I feel as if this country ran up to me and went "want to know the real South America?" at which point it punched me in the head, kicked me in the stomach then ran away with all my money. Severe altitude sickness left me weak, vomiting, constantly nauseus and gasping for air at the smallest of tasks. At the same time food poisoning from the water in a fruit shake left me with diarrhoea and dehydrated. Some sort of insect had given me a swollen, red right eye and bottom lip. Plus I got a visit from Aunt flow, I needed more red blood cells, not less!
Kevin got really sick on our first night in Boliva where we went from around 2000m to 4500m in one day. He was in terrible shape and I spent the night by his side making sure he had everything he needed. And everyone who knows Kevin knows that he is lean, mean running machine. "If anyone was to get altitude sickness we thought it'd be me" I told one of our room mates. Famous last words.
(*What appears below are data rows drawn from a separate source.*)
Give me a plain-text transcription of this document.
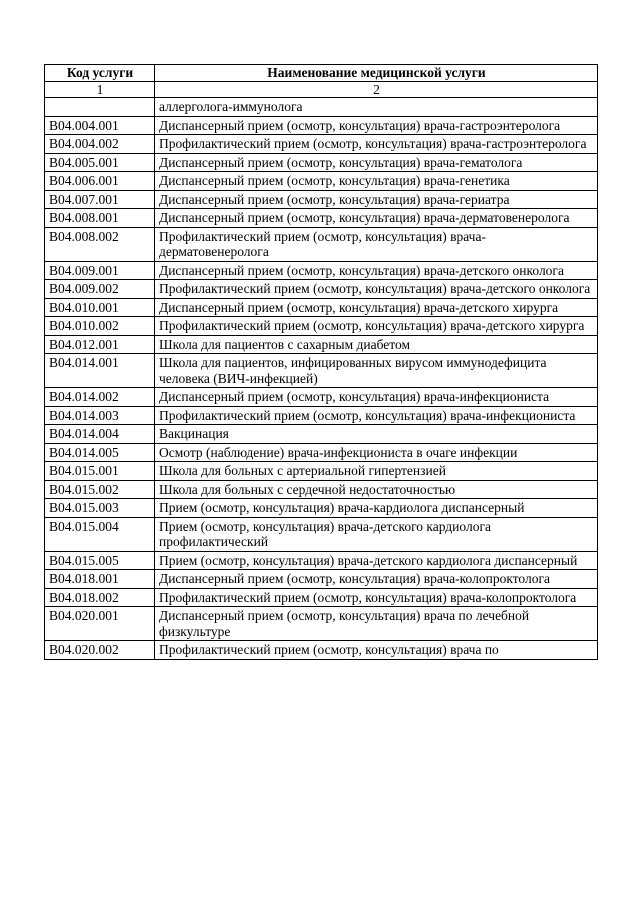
Код услуги	Наименование медицинской услуги
1	2
	аллерголога-иммунолога
B04.004.001	Диспансерный прием (осмотр, консультация) врача-гастроэнтеролога
B04.004.002	Профилактический прием (осмотр, консультация) врача-гастроэнтеролога
B04.005.001	Диспансерный прием (осмотр, консультация) врача-гематолога
B04.006.001	Диспансерный прием (осмотр, консультация) врача-генетика
B04.007.001	Диспансерный прием (осмотр, консультация) врача-гериатра
B04.008.001	Диспансерный прием (осмотр, консультация) врача-дерматовенеролога
B04.008.002	Профилактический прием (осмотр, консультация) врача-дерматовенеролога
B04.009.001	Диспансерный прием (осмотр, консультация) врача-детского онколога
B04.009.002	Профилактический прием (осмотр, консультация) врача-детского онколога
B04.010.001	Диспансерный прием (осмотр, консультация) врача-детского хирурга
B04.010.002	Профилактический прием (осмотр, консультация) врача-детского хирурга
B04.012.001	Школа для пациентов с сахарным диабетом
B04.014.001	Школа для пациентов, инфицированных вирусом иммунодефицита человека (ВИЧ-инфекцией)
B04.014.002	Диспансерный прием (осмотр, консультация) врача-инфекциониста
B04.014.003	Профилактический прием (осмотр, консультация) врача-инфекциониста
B04.014.004	Вакцинация
B04.014.005	Осмотр (наблюдение) врача-инфекциониста в очаге инфекции
B04.015.001	Школа для больных с артериальной гипертензией
B04.015.002	Школа для больных с сердечной недостаточностью
B04.015.003	Прием (осмотр, консультация) врача-кардиолога диспансерный
B04.015.004	Прием (осмотр, консультация) врача-детского кардиолога профилактический
B04.015.005	Прием (осмотр, консультация) врача-детского кардиолога диспансерный
B04.018.001	Диспансерный прием (осмотр, консультация) врача-колопроктолога
B04.018.002	Профилактический прием (осмотр, консультация) врача-колопроктолога
B04.020.001	Диспансерный прием (осмотр, консультация) врача по лечебной физкультуре
B04.020.002	Профилактический прием (осмотр, консультация) врача по
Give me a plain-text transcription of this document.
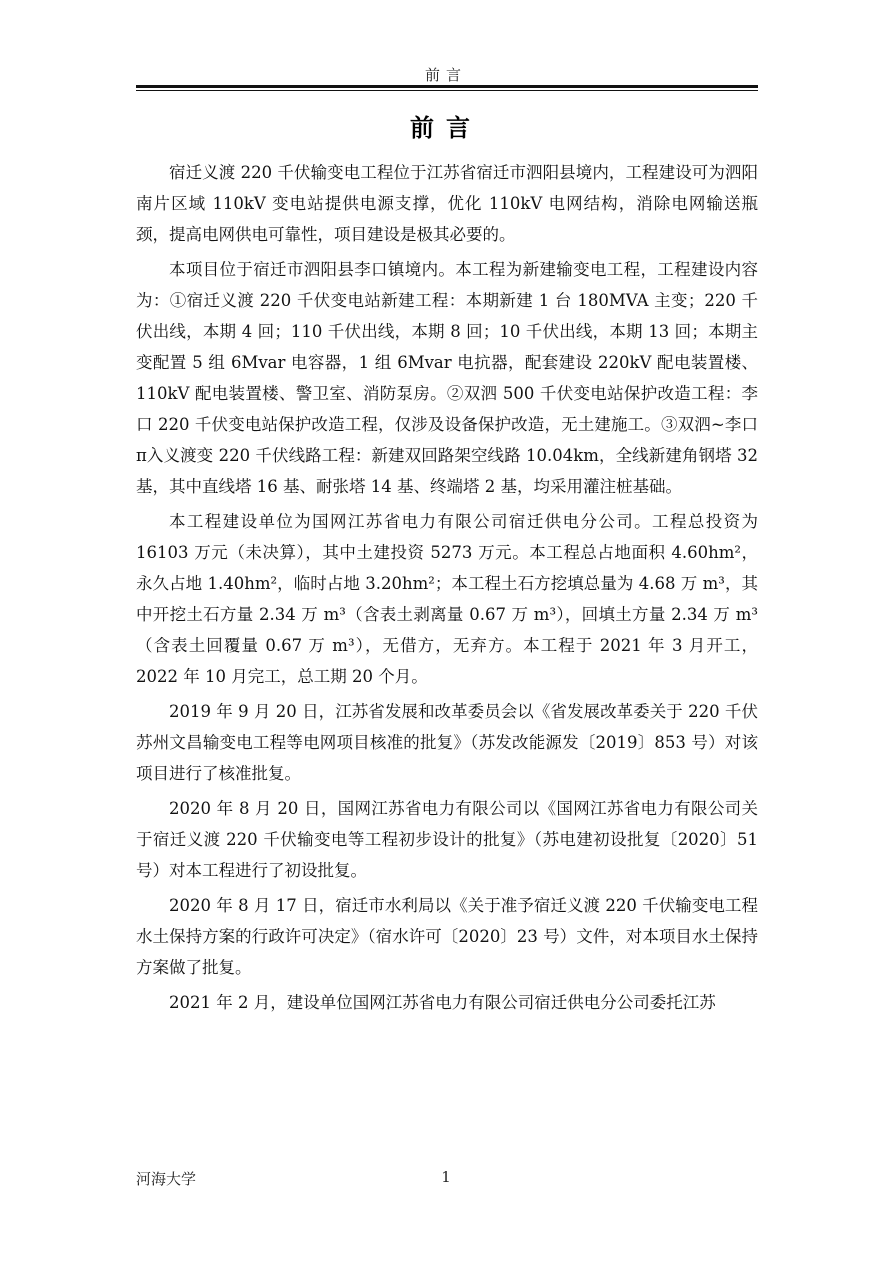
前言
前言

宿迁义渡 220 千伏输变电工程位于江苏省宿迁市泗阳县境内，工程建设可为泗阳南片区域 110kV 变电站提供电源支撑，优化 110kV 电网结构，消除电网输送瓶颈，提高电网供电可靠性，项目建设是极其必要的。

本项目位于宿迁市泗阳县李口镇境内。本工程为新建输变电工程，工程建设内容为：①宿迁义渡 220 千伏变电站新建工程：本期新建 1 台 180MVA 主变；220 千伏出线，本期 4 回；110 千伏出线，本期 8 回；10 千伏出线，本期 13 回；本期主变配置 5 组 6Mvar 电容器，1 组 6Mvar 电抗器，配套建设 220kV 配电装置楼、110kV 配电装置楼、警卫室、消防泵房。②双泗 500 千伏变电站保护改造工程：李口 220 千伏变电站保护改造工程，仅涉及设备保护改造，无土建施工。③双泗~李口π入义渡变 220 千伏线路工程：新建双回路架空线路 10.04km，全线新建角钢塔 32 基，其中直线塔 16 基、耐张塔 14 基、终端塔 2 基，均采用灌注桩基础。

本工程建设单位为国网江苏省电力有限公司宿迁供电分公司。工程总投资为 16103 万元（未决算），其中土建投资 5273 万元。本工程总占地面积 4.60hm²，永久占地 1.40hm²，临时占地 3.20hm²；本工程土石方挖填总量为 4.68 万 m³，其中开挖土石方量 2.34 万 m³（含表土剥离量 0.67 万 m³），回填土方量 2.34 万 m³（含表土回覆量 0.67 万 m³），无借方，无弃方。本工程于 2021 年 3 月开工，2022 年 10 月完工，总工期 20 个月。

2019 年 9 月 20 日，江苏省发展和改革委员会以《省发展改革委关于 220 千伏苏州文昌输变电工程等电网项目核准的批复》（苏发改能源发〔2019〕853 号）对该项目进行了核准批复。

2020 年 8 月 20 日，国网江苏省电力有限公司以《国网江苏省电力有限公司关于宿迁义渡 220 千伏输变电等工程初步设计的批复》（苏电建初设批复〔2020〕51 号）对本工程进行了初设批复。

2020 年 8 月 17 日，宿迁市水利局以《关于准予宿迁义渡 220 千伏输变电工程水土保持方案的行政许可决定》（宿水许可〔2020〕23 号）文件，对本项目水土保持方案做了批复。

2021 年 2 月，建设单位国网江苏省电力有限公司宿迁供电分公司委托江苏

河海大学	1
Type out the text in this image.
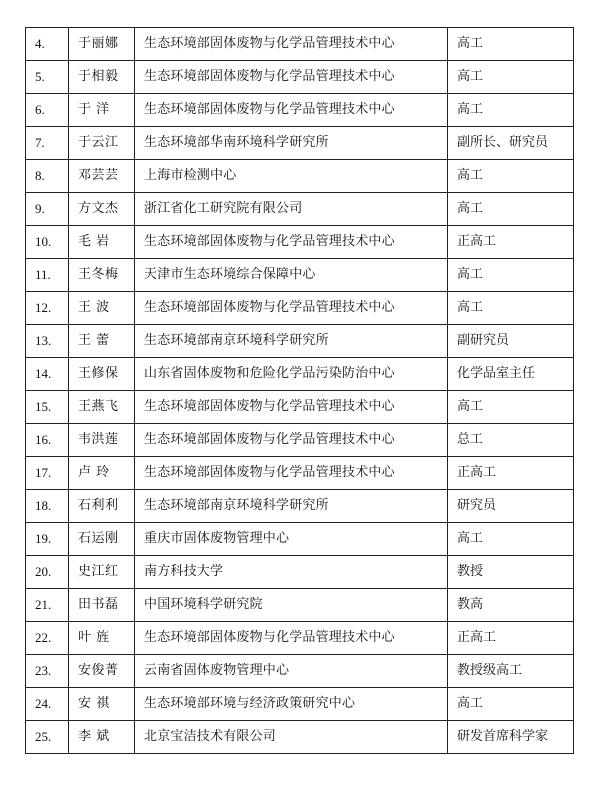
4.	于丽娜	生态环境部固体废物与化学品管理技术中心	高工
5.	于相毅	生态环境部固体废物与化学品管理技术中心	高工
6.	于 洋	生态环境部固体废物与化学品管理技术中心	高工
7.	于云江	生态环境部华南环境科学研究所	副所长、研究员
8.	邓芸芸	上海市检测中心	高工
9.	方文杰	浙江省化工研究院有限公司	高工
10.	毛 岩	生态环境部固体废物与化学品管理技术中心	正高工
11.	王冬梅	天津市生态环境综合保障中心	高工
12.	王 波	生态环境部固体废物与化学品管理技术中心	高工
13.	王 蕾	生态环境部南京环境科学研究所	副研究员
14.	王修保	山东省固体废物和危险化学品污染防治中心	化学品室主任
15.	王燕飞	生态环境部固体废物与化学品管理技术中心	高工
16.	韦洪莲	生态环境部固体废物与化学品管理技术中心	总工
17.	卢 玲	生态环境部固体废物与化学品管理技术中心	正高工
18.	石利利	生态环境部南京环境科学研究所	研究员
19.	石运刚	重庆市固体废物管理中心	高工
20.	史江红	南方科技大学	教授
21.	田书磊	中国环境科学研究院	教高
22.	叶 旌	生态环境部固体废物与化学品管理技术中心	正高工
23.	安俊菁	云南省固体废物管理中心	教授级高工
24.	安 祺	生态环境部环境与经济政策研究中心	高工
25.	李 斌	北京宝洁技术有限公司	研发首席科学家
But it was partially my fault. I thought I was OK since we've been at elevation for 2 days now. So I had a small amount of red wine with my lama steak on the last night. And I know now that I wasn't drinking enough water. And then we went on that extra bumpy jeep ride to the Uyuni salt flats at 4am in the morning. And then I started throwing up. In fact I can proudly say there's a smudge of vomitus somewhere on those salt flats with my name on it. I took some gratuitous photos and then crawled into foetal position in the jeep for the rest of the day and didn't move. Not for lunch, not for the train cemetory. I was over it.
But it was not over me. Just as the tour finished in Uyuni we were to take a 12 hour bus that same day straight to La Paz. We were promised a spacious, nice bus. "You don´t take risks in Bolivia" the travel agent told us due to the high liklihood of a drunk driver rolling the bus over a cliff. We got a shitbox that rattled so hard on the poorly made Bolivian dirt roads that I think I deserve some sort of medal for the herculean effort I made not to throw up and defile the one toilet we had on that bus.
On that bus Antoine, one of our lovely tour mates noticed Kevin tucking the blanket over my feet to make sure I didn't get cold. "Oo Toneee you arr so lucky!" he exclaimed in his french accent. I thought he was joking because out of the two of us I'd much rather be in his shoes. But I know he was right. I am very very lucky. To have Kevin who got me countless cups of coca tea, did our laundry, put beanies and socks on me and brought me chicken soup. I can't even fathom what I would have done on my own. So even though Bolivia broke me, Kevin carefully rebuilt me back up again.